Omelia (13-09-2009)
padre Paul Devreux


Anche oggi vediamo Gesù, maestro della comunicazione all'opera. Non spiega chi è direttamente, prima vuole sapere cosa pensano i discepoli di lui, e per farlo parte da lontano, domandando loro cosa dice la gente di lui. Quando si tratta di esprimersi su cosa dicono gli altri, tutti hanno voglia di dire la loro. E come se Gesù fomentasse il pettegolezzo riguardo a lui e tutti parlano, ma quello che gli interessa veramente viene dopo, quando fa la domanda diretta e più impegnativa: "Ma voi, chi dite che io sia?".
A questa domanda diretta, non si può rispondere con una battuta. Il primo che osa sbilanciarsi è Pietro dichiarando che Gesù è il Cristo.
In realtà era il pensiero di tutta la gente che lo seguiva, sia perché avevano visto la moltiplicazione dei pani che per la guarigione del sordo muto, che era il segno che avrebbe dato il Messia che tutti aspettano, ma Gesù, pur essendolo, sa che che deluderà le aspettative della gente, perché non vuole essere un messia guerriero e liberatore come fu il re Davide. Per questo vuole che non se ne parli e prova a spiegare ai suoi più intimi collaboratori qual è il suo progetto e a cosa si devono preparare, ma i discepoli fanno fatica e rifiutano la prospettiva di un Messia immagine del servo sofferente.

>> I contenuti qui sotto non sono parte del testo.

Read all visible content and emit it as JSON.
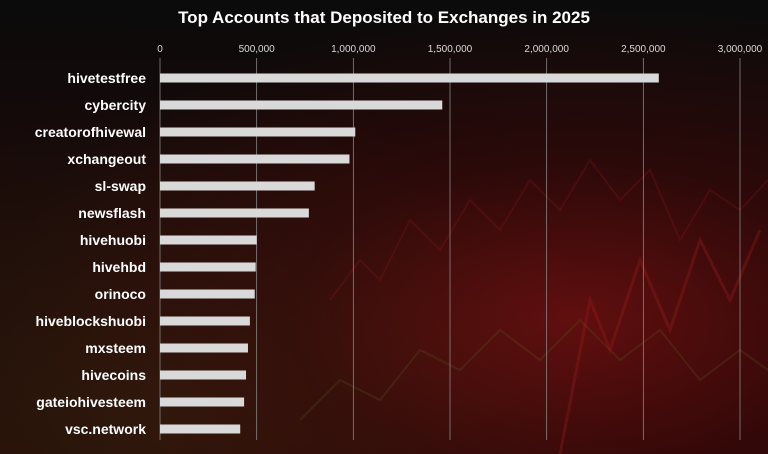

Di nuovo Pietro fa da portavoce e interviene rimproverandolo. Questa è la tentazione di tutti i tempi: spiegare al Signore cosa deve fare e non fare se vuol essere un buon salvatore.
Gesù lo tratta da satana, che significa avversario; avversario o oppositore del suo ragionamento, del suo progetto, e gli intima di non provare più ad insegnagli il mestiere ma piuttosto di seguirlo, di stargli dietro, come deve essere tra un discepolo e un maestro, per poter imparare a ragionare non più secondo i ragionamenti e le priorità dell'uomo, ma secondo quelle di Dio.
Dopo di che Gesù, vedendo che il suo tentativo di spiegare che tipo di messia ritiene utile essere non passa, riconvoca la folla ricomincia ad insegnare non più parlando di se, ma dando dei consigli. Sembra che cambia argomento, ma cosi non è, perché quello che spiega è sempre attinente alla croce, e da quello che dice si potrebbe intuire il perché dell'importanza della sua disponibilità ad andare in croce.
Gesù spiega che la condizione per riuscire a seguirlo è quella di rinunciare ai propri progetti di realizzazione, guardare ben in faccia i propri limiti e poi seguirlo, perché spiega che chi vuole salvare la propria vita da solo, non ci riesce, per via appunto dei limiti che abbiamo, e in modo particolare quello della morte che può condizionare tutto il nostro operato, mentre chi lo segue scoprirà una prospettiva nuova e una salvezza.
Da ciò si capisce che per aiutarci, condividendo le nostre difficoltà e sofferenze, è necessario che Gesù ci passi dentro. Questo è quello che ha capito e vuole fare, mentre i discepoli preferirebbero un messia potente, che eviti le sofferenze. Chi ha ragione?